Posted by Gerald Williams 
· November 25, 2007 
· 1 Comment

Discovery is the process of obtaining and providing information in the family court proceeding.  The formal process of discovery includes interrogatories; requests for production of documents; and depositions.  Interrogatories are questions or demands for information that must be answered in writing.  Requests for production of documents involve providing copies of documents such as bank statements, asset verifications, tax returns and real estate records.  Depositions are oral proceedings in which the person answering questions is providing sworn testimony, and the questions and answers are placed on record by a court reporter. 

In many cases, it is not necessary to proceed with formal discovery, if there is enough cooperation between the parties and their attorneys.  In divorce cases, the parties are required by law to disclose relevant information so as not to defraud each other (or the court) in arriving at a fair and equitable settlement.  Consequently, it is often possible to streamline the exchange of information in a manner that is mutually beneficial and economical. 
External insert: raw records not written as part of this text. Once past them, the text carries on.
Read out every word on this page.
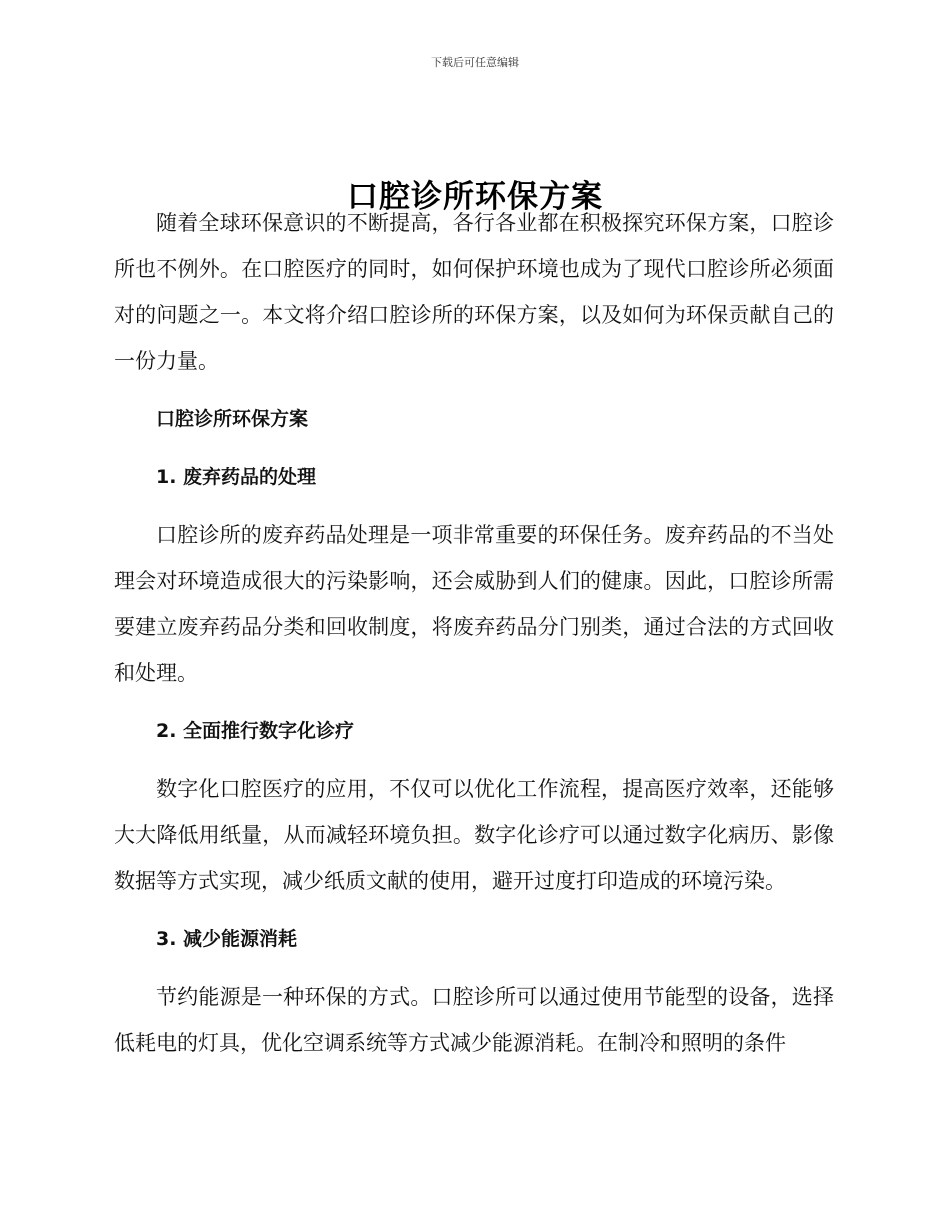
下载后可任意编辑
口腔诊所环保方案

随着全球环保意识的不断提高，各行各业都在积极探究环保方案，口腔诊所也不例外。在口腔医疗的同时，如何保护环境也成为了现代口腔诊所必须面对的问题之一。本文将介绍口腔诊所的环保方案，以及如何为环保贡献自己的一份力量。

口腔诊所环保方案
1. 废弃药品的处理

口腔诊所的废弃药品处理是一项非常重要的环保任务。废弃药品的不当处理会对环境造成很大的污染影响，还会威胁到人们的健康。因此，口腔诊所需要建立废弃药品分类和回收制度，将废弃药品分门别类，通过合法的方式回收和处理。

2. 全面推行数字化诊疗

数字化口腔医疗的应用，不仅可以优化工作流程，提高医疗效率，还能够大大降低用纸量，从而减轻环境负担。数字化诊疗可以通过数字化病历、影像数据等方式实现，减少纸质文献的使用，避开过度打印造成的环境污染。

3. 减少能源消耗

节约能源是一种环保的方式。口腔诊所可以通过使用节能型的设备，选择低耗电的灯具，优化空调系统等方式减少能源消耗。在制冷和照明的条件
Informal discovery typically happens by letter, or by meeting in person, or both.  The person providing information furnishes sufficient detail and supporting documentation in a manner that obviates sworn testimony at a deposition.  The person on the receiving end, in following up and requesting additional detail or additional documentation, often does not need a great deal of the information that would be part of the formal discovery process.  The exchange of information is tailored to the specific claims and relevant circumstances of the case, instead of the "fishing expedition" that the formal discovery process is characterized as by many lawyers and judges.

1 Comment
Categories : General Family Law

Child Custody Neutrals

Posted by Gerald Williams 
· November 4, 2007 
· No Comments

If divorcing or separating parents disagree about child custody or parenting arrangements, it is likely necessary for a neutral professional to be involved in resolving the dispute.  The most common neutral professionals are custody evaluators, guardians ad litem, parenting time expeditors, custody mediators and parenting consultants.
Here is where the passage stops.